A similar conflict of benefits is visible in the issue of "net neutrality," which has arisen because large Internet service providers (such as Comcast and Verizon) are looking at large increases in traffic as people download video and other large files. They wish to be able to steer their customers to their own download services and therefore wish to be able to charge other content providers for access to customers. They may also wish to charge customers more, and Comcast at least has drawn attention for cutting off customers who exceed unspecified limits on downloads.

The Internet has thrived without imposing barriers to content providers (or customers). Here Lessig argues that in order to protect the growth and economic vitality of the Internet, Congress should enact "network neutrality" legislation to prevent broadband providers from interfering with free competition among application and content providers. By stimulating innovation, such legislation would ultimately benefit consumers. Kyle McSlarrow, President and Chief Executive Officer of the National Cable & Telecommunications Association, argues that "net neutrality" mandates would interfere with the ability of broadband providers to improve Internet access and thus would ultimately undermine consumer choice and welfare.

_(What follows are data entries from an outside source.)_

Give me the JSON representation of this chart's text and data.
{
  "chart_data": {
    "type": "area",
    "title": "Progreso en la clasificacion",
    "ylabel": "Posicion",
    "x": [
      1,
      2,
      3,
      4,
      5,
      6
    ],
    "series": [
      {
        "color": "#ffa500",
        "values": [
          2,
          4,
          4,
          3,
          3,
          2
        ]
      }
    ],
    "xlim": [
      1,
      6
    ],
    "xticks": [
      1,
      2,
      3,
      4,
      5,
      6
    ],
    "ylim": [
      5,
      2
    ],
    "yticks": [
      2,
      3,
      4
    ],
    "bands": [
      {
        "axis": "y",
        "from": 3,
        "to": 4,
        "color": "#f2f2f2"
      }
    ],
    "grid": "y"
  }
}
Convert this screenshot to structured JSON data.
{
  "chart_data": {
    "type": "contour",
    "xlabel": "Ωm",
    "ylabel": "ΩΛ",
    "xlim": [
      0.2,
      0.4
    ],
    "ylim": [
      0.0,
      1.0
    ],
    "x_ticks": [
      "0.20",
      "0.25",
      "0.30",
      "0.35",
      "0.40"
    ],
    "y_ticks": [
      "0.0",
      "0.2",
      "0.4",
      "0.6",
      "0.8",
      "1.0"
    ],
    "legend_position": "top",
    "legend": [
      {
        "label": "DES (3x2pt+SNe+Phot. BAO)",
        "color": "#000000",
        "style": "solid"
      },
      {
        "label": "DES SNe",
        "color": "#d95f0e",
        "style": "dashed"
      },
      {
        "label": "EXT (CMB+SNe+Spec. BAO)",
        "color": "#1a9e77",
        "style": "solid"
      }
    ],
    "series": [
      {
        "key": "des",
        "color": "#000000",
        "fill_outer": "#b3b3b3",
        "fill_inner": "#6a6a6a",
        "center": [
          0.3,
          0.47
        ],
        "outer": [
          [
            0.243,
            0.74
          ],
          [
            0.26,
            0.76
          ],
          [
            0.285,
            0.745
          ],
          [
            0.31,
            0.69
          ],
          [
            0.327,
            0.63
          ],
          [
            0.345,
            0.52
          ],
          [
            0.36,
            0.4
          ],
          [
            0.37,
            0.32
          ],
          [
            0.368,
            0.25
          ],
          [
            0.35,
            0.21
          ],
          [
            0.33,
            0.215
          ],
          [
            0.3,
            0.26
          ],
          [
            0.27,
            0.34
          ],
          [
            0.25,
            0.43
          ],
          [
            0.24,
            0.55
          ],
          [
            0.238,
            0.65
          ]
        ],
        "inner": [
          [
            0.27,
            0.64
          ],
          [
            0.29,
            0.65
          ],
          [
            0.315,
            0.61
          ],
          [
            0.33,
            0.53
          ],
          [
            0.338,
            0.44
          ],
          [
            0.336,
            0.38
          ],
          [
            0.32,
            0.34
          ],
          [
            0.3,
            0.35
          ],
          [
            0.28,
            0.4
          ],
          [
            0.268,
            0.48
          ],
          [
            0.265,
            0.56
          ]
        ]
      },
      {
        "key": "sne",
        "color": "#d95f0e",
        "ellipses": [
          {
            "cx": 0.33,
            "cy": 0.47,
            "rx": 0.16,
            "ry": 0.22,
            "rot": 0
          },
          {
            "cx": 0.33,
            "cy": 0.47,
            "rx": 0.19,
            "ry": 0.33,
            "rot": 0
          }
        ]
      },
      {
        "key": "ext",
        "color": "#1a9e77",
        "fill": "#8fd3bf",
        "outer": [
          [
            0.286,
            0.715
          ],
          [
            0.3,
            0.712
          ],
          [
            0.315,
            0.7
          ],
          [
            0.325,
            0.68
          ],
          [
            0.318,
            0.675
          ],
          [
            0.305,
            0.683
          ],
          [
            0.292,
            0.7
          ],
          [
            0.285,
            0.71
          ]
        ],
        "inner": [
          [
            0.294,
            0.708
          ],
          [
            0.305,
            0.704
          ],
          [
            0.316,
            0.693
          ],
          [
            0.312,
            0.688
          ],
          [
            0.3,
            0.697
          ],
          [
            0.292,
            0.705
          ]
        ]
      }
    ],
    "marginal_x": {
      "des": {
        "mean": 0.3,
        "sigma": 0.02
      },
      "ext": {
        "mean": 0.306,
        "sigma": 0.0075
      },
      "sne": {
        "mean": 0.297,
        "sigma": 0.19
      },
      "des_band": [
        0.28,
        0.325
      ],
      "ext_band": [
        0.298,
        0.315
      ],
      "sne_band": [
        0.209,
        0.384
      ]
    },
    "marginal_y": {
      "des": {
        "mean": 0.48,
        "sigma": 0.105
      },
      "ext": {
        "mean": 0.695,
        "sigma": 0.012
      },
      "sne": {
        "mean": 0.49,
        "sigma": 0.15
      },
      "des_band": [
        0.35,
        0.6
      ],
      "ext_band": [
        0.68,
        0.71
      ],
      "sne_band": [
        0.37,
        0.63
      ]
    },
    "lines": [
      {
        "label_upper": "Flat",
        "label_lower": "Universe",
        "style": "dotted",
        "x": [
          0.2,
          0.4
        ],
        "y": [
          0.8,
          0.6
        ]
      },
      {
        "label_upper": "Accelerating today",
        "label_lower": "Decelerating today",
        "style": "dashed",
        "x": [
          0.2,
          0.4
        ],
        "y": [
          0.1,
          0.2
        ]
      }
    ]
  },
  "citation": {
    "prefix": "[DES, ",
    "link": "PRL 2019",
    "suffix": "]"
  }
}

Is net neutrality just a matter of promoting innovation, growth, and economic vitality? Joe Dysart, "The Quest for Net Neutrality," American School Board Journal (May 2008), says that broadband providers such as AT&T and Comcast are pushing for a two-tiered Internet, with one tier free but slow and a second tier that provides more speed at a premium price. Dysart notes that this would adversely impact institutions such as public schools, whose limited budgets would confine them to the inferior tier. Religious groups have similar concerns. Testifying at the same "The Future of the Internet" hearing that provided the selections for this issue, Michele Combs, Vice President of Communications for the Christian Coalition of America, argued that net neutrality has been abused by many ISPs: "Verizon Wireless censored text messages sent by the pro-choice advocacy group, NARAL, to its own members who had voluntarily signed up to receive them. ... AT&T [has] cut off political speech during live concerts ... [and] Comcast was blocking consumers' ability to download the King James Bible." Combs says that, "Increasingly, faith-based groups are turning to the Internet to promote their political rights, to engage in what Ronald Reagan called 'the hard work of freedom.' We should not let the phone and cable companies interfere with that work."

According to Alan Joch, "Debating Net Neutrality," Communications of the ACM (October 2009), some people consider the battle over net neutrality nothing less than a battle over the shape of American culture. However, "existing regulatory and market forces may already be working to keep abuses in check." Indeed, the FCC in 2010 set rules to enforce net neutrality, although many people think the rules excessively weak.

Questions for Discussion

1. Pool tells us what "social constructivism" is and how it affects the development of technologies. What developments in society can you adduce to explain the current trend toward regulation of the Internet?

2. What social factors seem likely to influence how robots are accepted, regulated, and modified? Will gender issues affect the outcome? Age issues? Consider the development in Japan of robot suits to help people walk.

3. What social forces are at work in the net neutrality debate?